An expert review of risuteganib by Shaw et al. concluded that while the current clinical results of risuteganib appear encouraging, clinicians should be skeptical about whether the clinical improvement in BCVA was truly an effect of risuteganib, especially given the short timeline of the studies and lack of pre-clinical data to explain the improvement in BCVA (34). A review by Samanta et al. also brings up concern with the crossing over of the phase 2 clinical trial occurring before the primary endpoint (35). Since these review, new non-clinical results remain promising, but there has been no further clinical data regarding risuteganib (21,33).

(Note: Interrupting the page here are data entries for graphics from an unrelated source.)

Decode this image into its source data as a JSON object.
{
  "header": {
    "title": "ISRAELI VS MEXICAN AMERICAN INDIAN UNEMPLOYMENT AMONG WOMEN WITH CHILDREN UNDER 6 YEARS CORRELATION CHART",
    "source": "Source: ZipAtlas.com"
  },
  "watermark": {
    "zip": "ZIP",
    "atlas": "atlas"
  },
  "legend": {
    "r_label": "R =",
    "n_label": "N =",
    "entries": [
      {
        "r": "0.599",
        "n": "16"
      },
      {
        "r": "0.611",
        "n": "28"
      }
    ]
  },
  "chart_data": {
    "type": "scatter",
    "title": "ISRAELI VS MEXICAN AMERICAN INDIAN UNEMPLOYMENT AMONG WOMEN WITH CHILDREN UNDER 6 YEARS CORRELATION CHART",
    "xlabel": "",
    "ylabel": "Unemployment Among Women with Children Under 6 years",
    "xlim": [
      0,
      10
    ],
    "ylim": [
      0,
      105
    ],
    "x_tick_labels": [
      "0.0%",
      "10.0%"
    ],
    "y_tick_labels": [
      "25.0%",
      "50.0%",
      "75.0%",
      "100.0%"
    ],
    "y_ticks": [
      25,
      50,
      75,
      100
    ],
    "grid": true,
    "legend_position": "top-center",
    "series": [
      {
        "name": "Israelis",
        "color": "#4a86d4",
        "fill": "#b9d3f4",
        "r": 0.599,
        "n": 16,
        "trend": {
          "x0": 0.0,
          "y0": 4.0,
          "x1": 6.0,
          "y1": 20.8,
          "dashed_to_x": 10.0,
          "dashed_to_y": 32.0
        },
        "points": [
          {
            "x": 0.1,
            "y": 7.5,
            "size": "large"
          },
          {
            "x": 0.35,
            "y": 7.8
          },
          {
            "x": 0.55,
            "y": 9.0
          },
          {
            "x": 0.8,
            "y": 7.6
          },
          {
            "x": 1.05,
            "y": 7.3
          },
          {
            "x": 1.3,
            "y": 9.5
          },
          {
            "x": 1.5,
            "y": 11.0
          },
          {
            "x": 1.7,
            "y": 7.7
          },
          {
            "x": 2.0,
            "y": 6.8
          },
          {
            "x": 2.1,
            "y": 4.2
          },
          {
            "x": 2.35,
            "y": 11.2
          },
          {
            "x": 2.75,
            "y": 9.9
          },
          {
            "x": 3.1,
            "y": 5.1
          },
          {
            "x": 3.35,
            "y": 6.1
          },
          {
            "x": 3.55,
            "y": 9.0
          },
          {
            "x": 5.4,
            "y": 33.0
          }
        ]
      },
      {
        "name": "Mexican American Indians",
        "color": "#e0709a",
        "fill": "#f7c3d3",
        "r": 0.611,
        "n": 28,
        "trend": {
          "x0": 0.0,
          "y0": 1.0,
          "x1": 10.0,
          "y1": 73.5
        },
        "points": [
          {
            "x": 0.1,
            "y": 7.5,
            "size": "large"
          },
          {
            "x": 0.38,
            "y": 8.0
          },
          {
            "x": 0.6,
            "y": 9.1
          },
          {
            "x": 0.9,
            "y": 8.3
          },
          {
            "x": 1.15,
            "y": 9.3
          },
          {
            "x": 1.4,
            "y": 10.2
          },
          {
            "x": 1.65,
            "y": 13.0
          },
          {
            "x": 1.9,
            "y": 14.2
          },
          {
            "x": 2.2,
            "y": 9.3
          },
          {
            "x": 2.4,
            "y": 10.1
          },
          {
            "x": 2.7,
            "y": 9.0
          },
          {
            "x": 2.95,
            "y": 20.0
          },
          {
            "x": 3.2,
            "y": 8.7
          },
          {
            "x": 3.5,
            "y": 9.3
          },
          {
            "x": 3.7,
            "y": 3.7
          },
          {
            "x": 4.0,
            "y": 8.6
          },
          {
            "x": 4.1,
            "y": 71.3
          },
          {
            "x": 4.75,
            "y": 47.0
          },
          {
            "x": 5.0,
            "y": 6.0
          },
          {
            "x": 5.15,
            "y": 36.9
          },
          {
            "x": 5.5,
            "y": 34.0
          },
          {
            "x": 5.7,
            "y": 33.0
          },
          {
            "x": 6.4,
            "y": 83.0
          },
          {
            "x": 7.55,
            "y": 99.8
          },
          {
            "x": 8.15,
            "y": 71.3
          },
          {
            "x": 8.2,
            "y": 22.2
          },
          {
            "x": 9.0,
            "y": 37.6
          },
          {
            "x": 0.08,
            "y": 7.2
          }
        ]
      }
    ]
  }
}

It is exciting that risuteganib improved BCVA in patients with dry AMD, but longer and larger trials will be needed to determine its true efficacy and mechanism of action. To date, studies assessing the actions of αVβ3 and αVβ5 integrins and preclinical trials, do not seem to offer an explanation for why risuteganib reverses retinal damage caused in non-exudative AMD, especially in such a short period of time. However, Elamipretide, another drug undergoing clinical trials for the treatment of dry AMD, also demonstrated an increase in BVCA for patients with dry and exudative AMD after a short study period (28 weeks) (36). With its novel mechanism of action, risuteganib has potential in the treatment of non-exudative AMD as monotherapy, and in DME and exudative AMD as adjunctive therapy to anti-VEGF agents or secondary therapy in refractory cases.